So, the Z-80 is an old CPU. My first computer was a TRS-80 which had a 2MHz Z-80 with 48k of RAM. There was no disk drive. Instead you used a tape recorder. You pushed the Record and Play buttons down, then typed something into the command prompt that sent out your program as sound. If you wanted to reload, you’d enter some command to make it start listening, then replay the tape.

Of course, that has nothing to with CPLDs. What is does have to do with, is the Z-80 is really really old and requires lots of glue logic. Back in the day that was done with 74LSxx chips that had four or so single logic gates. And that’s a lot of surface area for single logic gates.

These days, we can use CPLDs. Sort of.

The Z-80 is a 5V processor and while there is still some 5V stuff out there–including some Arduinos, 5V is the voltage of people who like ABBA. And I love ABBA! Hey, I was born in 1968, what can I say?

Anyway, I don’t want to deal with all those logic chips, so CPLDs are the way to go. A CPLD is a “complex programmable logic device”. It is a chip that is programmable to act as if it were a whole pile of logic chips.

You can program it with VHDL or with Verilog. VHDL is reminiscent of FORTRAN, while Verilog is reminiscent of C. As a C programmer, Verilog is annoying because { and } are replaced by begin and end and then { and } are used to concatenate bit arrays.

If you want to use Verilog, it’s not super hard to learn. You need to learn where the semocolons go. the difference between “input A [3:0]” and “input [3:0] A”, and always and assign. You need to learn the difference between wire and reg, how to work a bidirectional pin (hint: write 1’bz to tristate it). You need to keep an eye on synthesizability.

What is synthesizability? Ah, I’m glad you asked! It is the ability of a verilog program to be converted into a netlist that can be loaded into a CPLD. Just because you can write a verilog description, it doesn’t mean it can be converted into a meaningful netlist. Just as it’s easy to write a program that finds all chess moves–you just can find a computer that will run it to completion.

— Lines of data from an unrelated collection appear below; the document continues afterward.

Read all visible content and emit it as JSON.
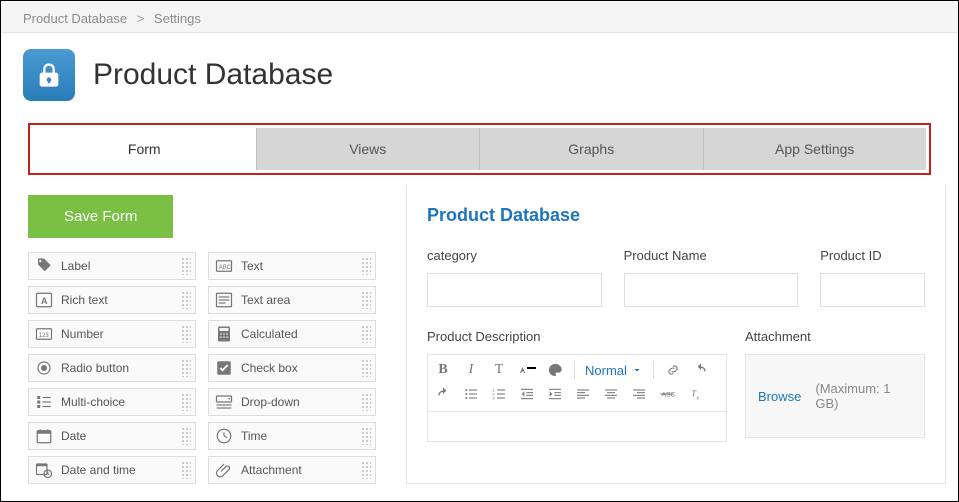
{
  "breadcrumb": {
    "root": "Product Database",
    "current": "Settings"
  },
  "header": {
    "title": "Product Database"
  },
  "tabs": {
    "form": "Form",
    "views": "Views",
    "graphs": "Graphs",
    "app_settings": "App Settings"
  },
  "save_button": "Save Form",
  "field_types": {
    "label": "Label",
    "text": "Text",
    "rich_text": "Rich text",
    "text_area": "Text area",
    "number": "Number",
    "calculated": "Calculated",
    "radio": "Radio button",
    "checkbox": "Check box",
    "multichoice": "Multi-choice",
    "dropdown": "Drop-down",
    "date": "Date",
    "time": "Time",
    "datetime": "Date and time",
    "attachment": "Attachment"
  },
  "form": {
    "title": "Product Database",
    "category_label": "category",
    "product_name_label": "Product Name",
    "product_id_label": "Product ID",
    "description_label": "Product Description",
    "attachment_label": "Attachment"
  },
  "editor": {
    "size_label": "Normal"
  },
  "attachment": {
    "browse": "Browse",
    "limit": "(Maximum: 1 GB)"
  }
}
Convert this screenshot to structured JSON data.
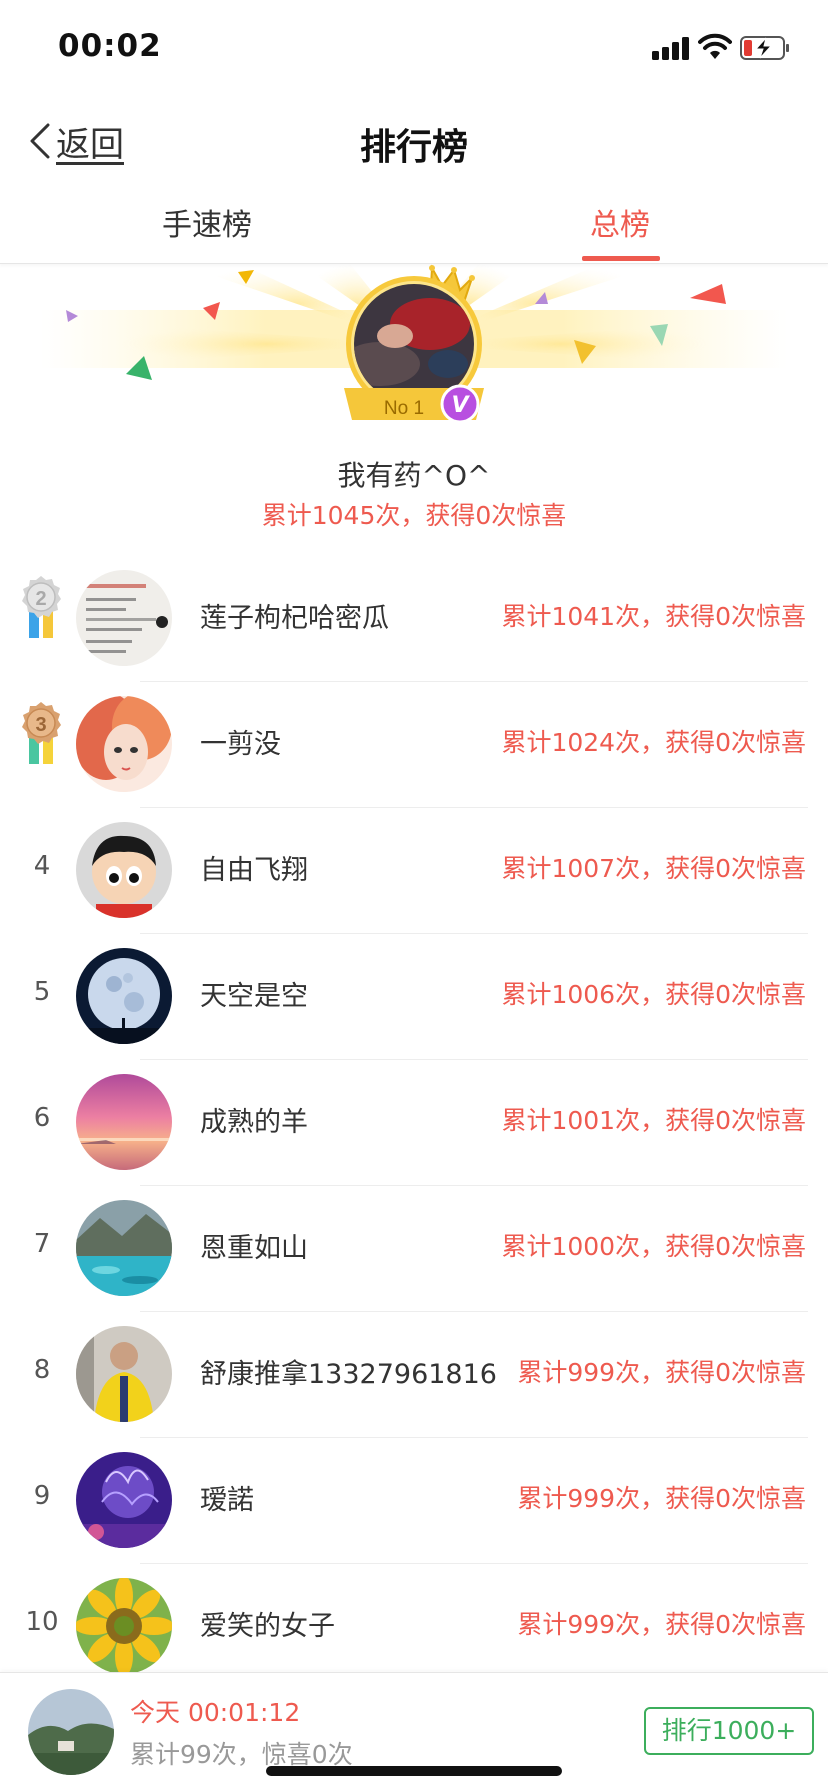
{
  "status_bar": {
    "time": "00:02"
  },
  "nav": {
    "back_label": "返回",
    "title": "排行榜"
  },
  "tabs": [
    {
      "label": "手速榜",
      "active": false
    },
    {
      "label": "总榜",
      "active": true
    }
  ],
  "champion": {
    "badge": "No 1",
    "verified_mark": "V",
    "name": "我有药^O^",
    "stats": "累计1045次，获得0次惊喜"
  },
  "ranking": [
    {
      "rank": "2",
      "medal": "silver",
      "name": "莲子枸杞哈密瓜",
      "stats": "累计1041次，获得0次惊喜"
    },
    {
      "rank": "3",
      "medal": "bronze",
      "name": "一剪没",
      "stats": "累计1024次，获得0次惊喜"
    },
    {
      "rank": "4",
      "name": "自由飞翔",
      "stats": "累计1007次，获得0次惊喜"
    },
    {
      "rank": "5",
      "name": "天空是空",
      "stats": "累计1006次，获得0次惊喜"
    },
    {
      "rank": "6",
      "name": "成熟的羊",
      "stats": "累计1001次，获得0次惊喜"
    },
    {
      "rank": "7",
      "name": "恩重如山",
      "stats": "累计1000次，获得0次惊喜"
    },
    {
      "rank": "8",
      "name": "舒康推拿13327961816",
      "stats": "累计999次，获得0次惊喜"
    },
    {
      "rank": "9",
      "name": "瑷諾",
      "stats": "累计999次，获得0次惊喜"
    },
    {
      "rank": "10",
      "name": "爱笑的女子",
      "stats": "累计999次，获得0次惊喜"
    }
  ],
  "me": {
    "today_line": "今天  00:01:12",
    "summary_line": "累计99次，惊喜0次",
    "rank_button": "排行1000+"
  },
  "colors": {
    "accent": "#ee5a4f",
    "green": "#3cae5c",
    "gold": "#f5c73a"
  },
  "icons": [
    "signal-icon",
    "wifi-icon",
    "battery-charging-icon",
    "chevron-left-icon",
    "crown-icon",
    "verified-badge-icon",
    "medal-icon"
  ]
}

You also need to write a testbench to ensure that you logic works as expected. The nice thing about testbenches is that they don’t have to be synthesizable.

Anyway, I decided for reason in particular to use the Lattice brand CPLDs.. There is Xilinx and Alterra as well, but there are some Lattice PLCC-44 5V CPLDs and their older software is free, so I went with them.

At $5 a chip, it’s a very reasonable chip. Of course, if you’re wirewrapping, you’ll need a 44 lead PLCC  socket and 44 pins of  wirewrapping goodness for which I’m using headers.

What does PLCC mean? Well, it’s a type of packaging. The chip is encased in plastic or ceramic and have 44 conductiv e leads coming out that go down and bend under the chip in a sort of J. You can solder them to pads down below. Or pop it into a socket which connects with the side of the J. So they are pretty versatile. There is a company in the UK that sells wire wrap PLCC-44 sockets, but I’m using Digikey and they don’t have them. So I’ll deal with it.

The sockets are a buck, 4 2x6 headers a a couple bucks for all 4. And you’ll want a 2x5 socket for the JTAG connections.

If this post raised more questions than answers, worry not. I intend to get around to a ton of this stuff later.